La maison voisine située au [Adresse 20], cadastrée section AK n°[Cadastre 12], appartient à la SCI 3 R et occupée par Monsieur [S] [P] [R], gérant associé, et son épouse.
En 2020, la SCI 3 R a implanté une clôture séparative entre les deux propriétés.
Par acte de Commissaire de Justice en date du 24 septembre 2024, M. [K] [W] et Mme [L] [X] ont assigné la SCI 3 R et M. [S] [P] [R] en référé devant le Tribunal judiciaire de Versailles aux fins de voir :
— condamner in solidum la société 3 R et M. [P] [R] à supprimer l’empiètement évoqué en retirant la clôture et muret dépassant les limites de propriété, et plus généralement tous éléments situés sur la propriété de ces derniers dont les câbles internet et évacuations du cabanon se trouvant sous ces clôtures, et à remplacer le clou d’arpentage,
— assortir cette condamnation d’une astreinte de 100 euros par jour de retard passé le délai de 48h suivant la signification de la décision à intervenir,
— juger que la société 3 R et M. [P] [R] devront les informer 48h au moins avant d’entreprendre ces travaux et leur communiquer le devis et l’attestation d’assurance de toute entreprise mandatée à cet effet,
— condamner in solidum la société 3 R et M. [P] [R] à leur payer la somme
provisionnelle de 500 euros correspondant aux frais de géomètre et aux frais d’huissier exposés,
— condamner in solidum la société 3 R et M. [P] [R] à leur payer la somme de 3000 euros au titre de l’article 700 du code procédure civile, et aux entiers dépens.
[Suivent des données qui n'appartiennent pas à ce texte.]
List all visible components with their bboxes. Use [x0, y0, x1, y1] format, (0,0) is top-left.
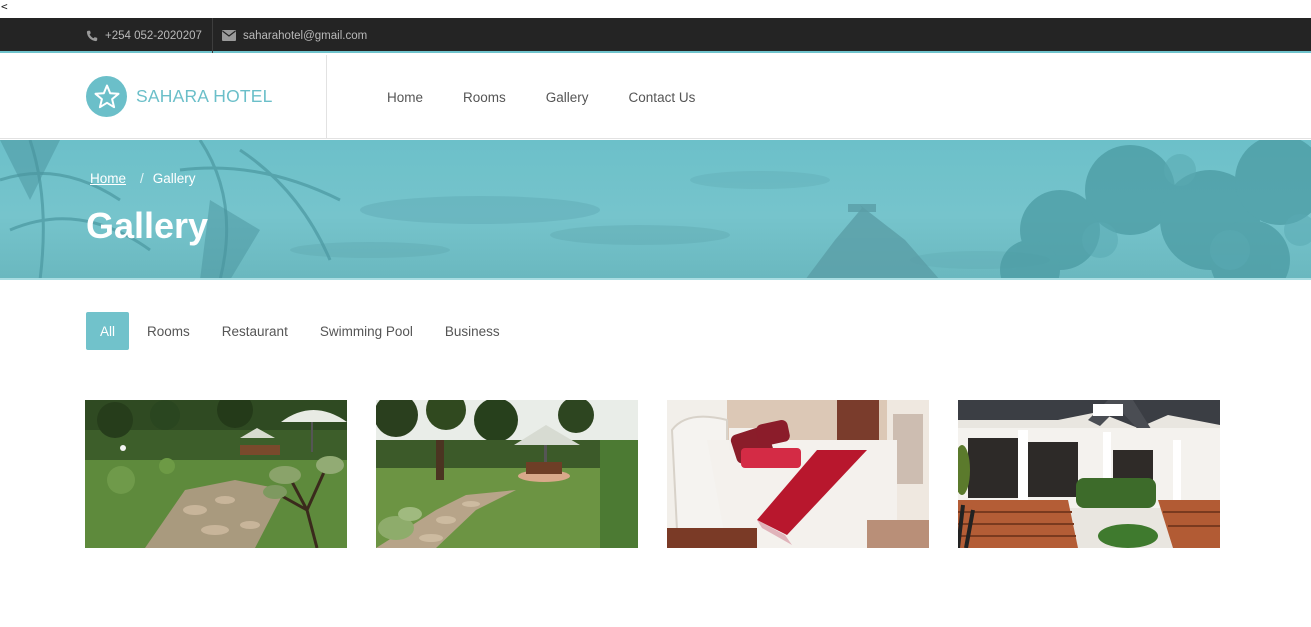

Ils expliquent que fin juillet 2020, M. [P] [R] a fait ériger un muret et une clôture entre les deux parcelles mais en dehors de la limite de sa propriété et donc sur leur propriété ; il a également fait passer des câbles internet et l’évacuation de son cabanon de jardin sur leur terrain ; ils ont alors missionné un géomètre expert afin de procéder au rétablissement des limites de propriété, au contradictoire de la SCI 3 R représentée par M. [P] [R].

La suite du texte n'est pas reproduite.